Beberapa detik kemudian...
“Oke, aku ambil itu! Kirimkan alamatnya dan berapa yang musti aku bayar?” Orang itu berbicara dengan tegas dari ujung telepon sana.
“Untuk Bossku. Murah kok, coma 30jt untuk mereka berdua dan aku kasih bonus gratis untuk obat kuatnya.” sahut Tuti sambil menoleh pada Juned dan Juned mengacungkan jempolnya pada Tuti.
“Baik, aku transfer uangnya.”
“Makasih Bossku, kalo dah masuk aku kirim alamatnya..! Dag Bossku!” ujar Tuti lalu menutup teleponnya.
“Hallo Nit. Oke, klien Teteh mau ama kalian berdua.”
“Maksud Teteh?”
“Yah dia ingin dilayani ama kalian berdua, apa temen kamu keberatan?”
“Ooo... Bentar Teh, aku tanya Risti dulu?” Beberapa saat terdengar Nita berbicara dengan seseorang di balik telepon.
“Oke, Teh.

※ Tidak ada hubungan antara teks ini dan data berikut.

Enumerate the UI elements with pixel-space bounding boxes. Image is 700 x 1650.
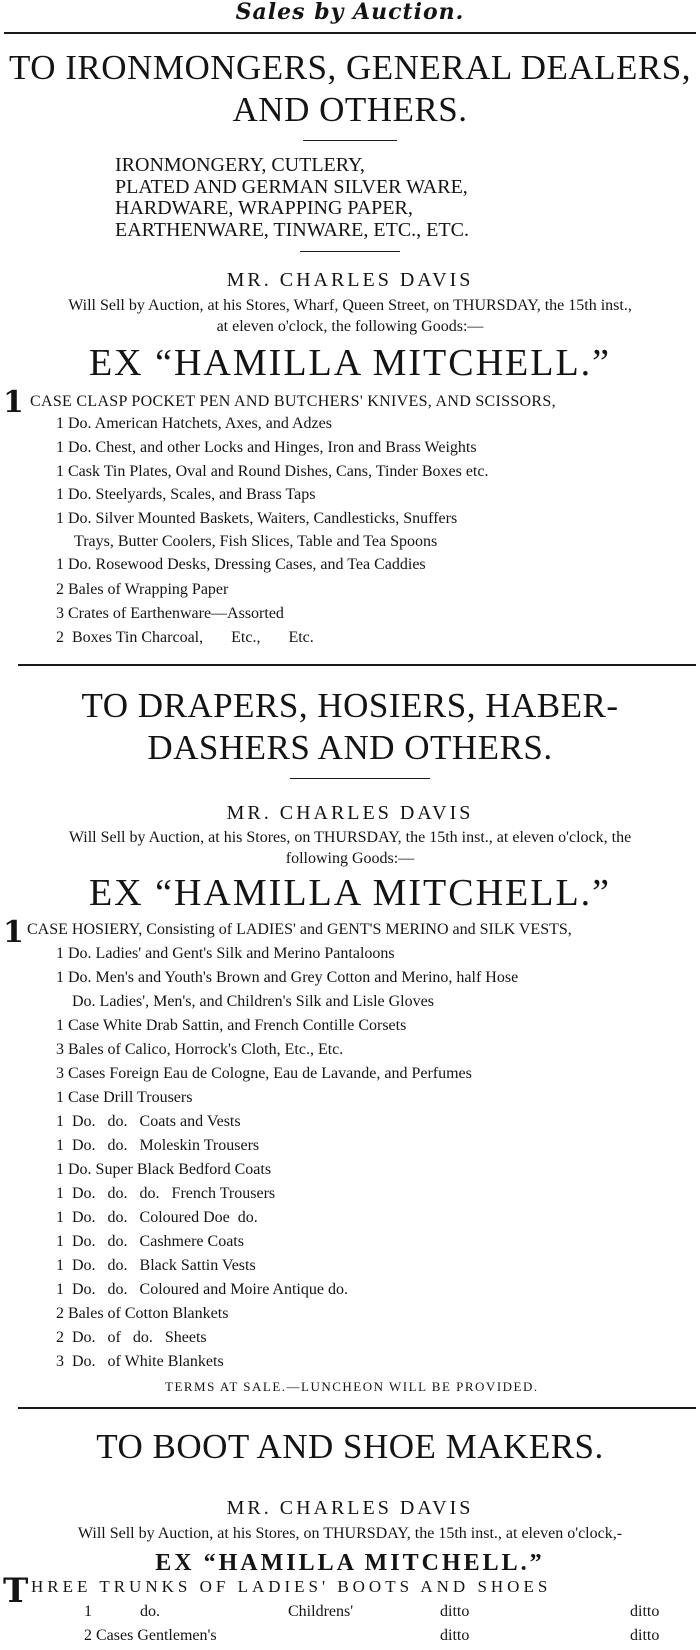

Dia mau katanya.”
“Baik, kalo gitu sejam lagi kamu datang ke alamat yang Teteh kirim, Teteh mau cerita sesuatu dulu ama kalian berdua! lanjut Tuti menjelaskan pada Nita.
“Cerita apaan?”
“Ntar, Teteh certain di sini!”
“Oke, deh. Kirim alamatnya Teh!”
Lalu Tuti menutup telepon dan lalu mengirimkan alamat rumah Bang Juned.
Siang hari di waktu yang sama di Pelabuhan peti kemas
“Sukri, apa kamu sudah periksa peti kemas itu!” ujar Sastro menunjuk ke suatu peti kemas berukuran kecil sambil menenteng berkas dan stiker bea cukai. Lalu ia memberikan suatu kode lewat gerak badannya.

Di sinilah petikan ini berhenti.